Is every palindromic number also a palindromic number in other bases?

No. A number can be palindromic in one base but not another. For example, 21 in base 10 is not palindromic, but in base 2 it is 10101, which is a palindrome. Whether a number is palindromic depends entirely on the base you write it in.

Palindromic Number — Definition, Formula & Examples

A palindromic number is a number that remains the same when its digits are reversed. For example, 121, 4554, and 9 are all palindromic numbers because they read the same forwards and backwards.

A natural number $n$ is palindromic in base $b$ if its base- $b$ digit representation $d_k d_{k-1} \dots d_1 d_0$ satisfies $d_i = d_{k-i}$ for all $0 \le i \le k$ . Unless otherwise stated, base 10 is assumed.

How It Works

To check whether a number is palindromic, write out its digits and compare the first digit to the last, the second digit to the second-to-last, and so on. If every pair matches, the number is a palindrome. All single-digit numbers (0 through 9) are automatically palindromic. You can also generate palindromic numbers by choosing the first half of the digits and mirroring them — for instance, starting with 37 gives you either 373 (odd-length) or 3773 (even-length). Palindromic numbers appear in recreational math puzzles, programming challenges, and number theory research, such as studying which palindromes are also prime.

Worked Example

Problem: Determine whether 84,648 is a palindromic number.

Step 1: Write out the digits in order.

8 \quad 4 \quad 6 \quad 4 \quad 8

Step 2: Compare the first and last digits: both are 8.

d_0 = 8, \quad d_4 = 8 \quad \checkmark

Step 3: Compare the second and second-to-last digits: both are 4.

d_1 = 4, \quad d_3 = 4 \quad \checkmark

Step 4: The middle digit 6 has no pair to compare, so it passes automatically.

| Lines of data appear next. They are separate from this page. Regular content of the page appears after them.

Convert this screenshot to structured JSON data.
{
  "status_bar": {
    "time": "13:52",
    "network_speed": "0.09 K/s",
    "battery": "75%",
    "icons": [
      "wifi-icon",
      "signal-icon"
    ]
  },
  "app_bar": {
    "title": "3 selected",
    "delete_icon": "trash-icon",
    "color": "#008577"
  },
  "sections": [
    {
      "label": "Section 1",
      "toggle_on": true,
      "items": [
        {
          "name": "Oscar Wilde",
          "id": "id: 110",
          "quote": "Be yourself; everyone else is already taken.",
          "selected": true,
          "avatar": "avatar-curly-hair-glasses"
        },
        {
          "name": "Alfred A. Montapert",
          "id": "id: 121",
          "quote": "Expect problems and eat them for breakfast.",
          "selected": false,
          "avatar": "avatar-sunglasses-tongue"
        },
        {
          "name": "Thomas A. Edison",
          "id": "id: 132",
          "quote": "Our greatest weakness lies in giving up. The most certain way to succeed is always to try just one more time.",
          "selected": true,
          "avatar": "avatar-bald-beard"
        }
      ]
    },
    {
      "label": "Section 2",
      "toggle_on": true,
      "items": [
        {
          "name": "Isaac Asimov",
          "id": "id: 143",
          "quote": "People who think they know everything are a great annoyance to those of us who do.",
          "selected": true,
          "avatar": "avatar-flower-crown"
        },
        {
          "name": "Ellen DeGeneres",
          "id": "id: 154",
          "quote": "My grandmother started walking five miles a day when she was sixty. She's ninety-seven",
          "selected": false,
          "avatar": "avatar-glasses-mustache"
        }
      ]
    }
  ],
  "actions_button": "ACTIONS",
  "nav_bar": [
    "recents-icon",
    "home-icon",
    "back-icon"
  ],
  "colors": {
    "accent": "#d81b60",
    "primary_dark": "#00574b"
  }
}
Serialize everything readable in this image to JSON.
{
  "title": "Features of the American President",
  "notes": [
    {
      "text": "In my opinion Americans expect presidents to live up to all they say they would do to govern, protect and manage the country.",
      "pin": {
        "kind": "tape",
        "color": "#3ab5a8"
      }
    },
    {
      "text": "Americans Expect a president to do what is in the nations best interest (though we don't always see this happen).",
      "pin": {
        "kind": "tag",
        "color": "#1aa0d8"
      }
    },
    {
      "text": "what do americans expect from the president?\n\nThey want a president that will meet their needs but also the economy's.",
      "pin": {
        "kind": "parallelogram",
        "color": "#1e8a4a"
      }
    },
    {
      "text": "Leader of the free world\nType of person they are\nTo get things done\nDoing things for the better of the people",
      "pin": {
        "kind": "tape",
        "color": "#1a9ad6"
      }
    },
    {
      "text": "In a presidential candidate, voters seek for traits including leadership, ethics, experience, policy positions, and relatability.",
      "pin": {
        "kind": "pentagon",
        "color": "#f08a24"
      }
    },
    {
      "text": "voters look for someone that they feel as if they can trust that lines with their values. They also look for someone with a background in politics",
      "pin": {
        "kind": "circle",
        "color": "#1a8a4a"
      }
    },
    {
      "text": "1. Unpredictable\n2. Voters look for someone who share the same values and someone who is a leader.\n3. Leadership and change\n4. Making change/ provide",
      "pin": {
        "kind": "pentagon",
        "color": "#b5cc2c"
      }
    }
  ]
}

All pairs match, so the number is palindromic.

Answer: 84,648 is a palindromic number.

Another Example

Problem: Find all three-digit palindromic numbers between 100 and 130.

Step 1: A three-digit palindrome has the form

\overline{aba}

, meaning the first and last digits are the same.

Step 2: Since the number is between 100 and 130, the first digit is 1. So the last digit must also be 1, giving the form

\overline{1b1}

Step 3: The middle digit

b

can be 0, 1, or 2 (since 131 > 130). This gives us 101, 111, and 121.

101, \quad 111, \quad 121

Answer: The three-digit palindromic numbers between 100 and 130 are 101, 111, and 121.

Visualization

Why It Matters

Palindromic numbers appear in math competitions like MATHCOUNTS and AMC 8, where problems ask you to count or identify palindromes within a given range. They also make a popular challenge in introductory programming courses, where reversing digits and checking equality is a classic exercise. In number theory, open questions remain about palindromic primes and whether certain iterative processes (like the 196-algorithm) always produce palindromes.

Common Mistakes

Mistake: Ignoring leading zeros when reversing a number.

Correction: Reversing 1200 gives 0021, which is just 21 — not 1200. Since the reversal differs, 1200 is not a palindrome. Leading zeros do not count as digits in standard notation.

Mistake: Assuming palindromic numbers must have an odd number of digits.

Correction: Palindromic numbers can have either an even or odd number of digits. For example, 4554 (four digits) and 12321 (five digits) are both palindromic.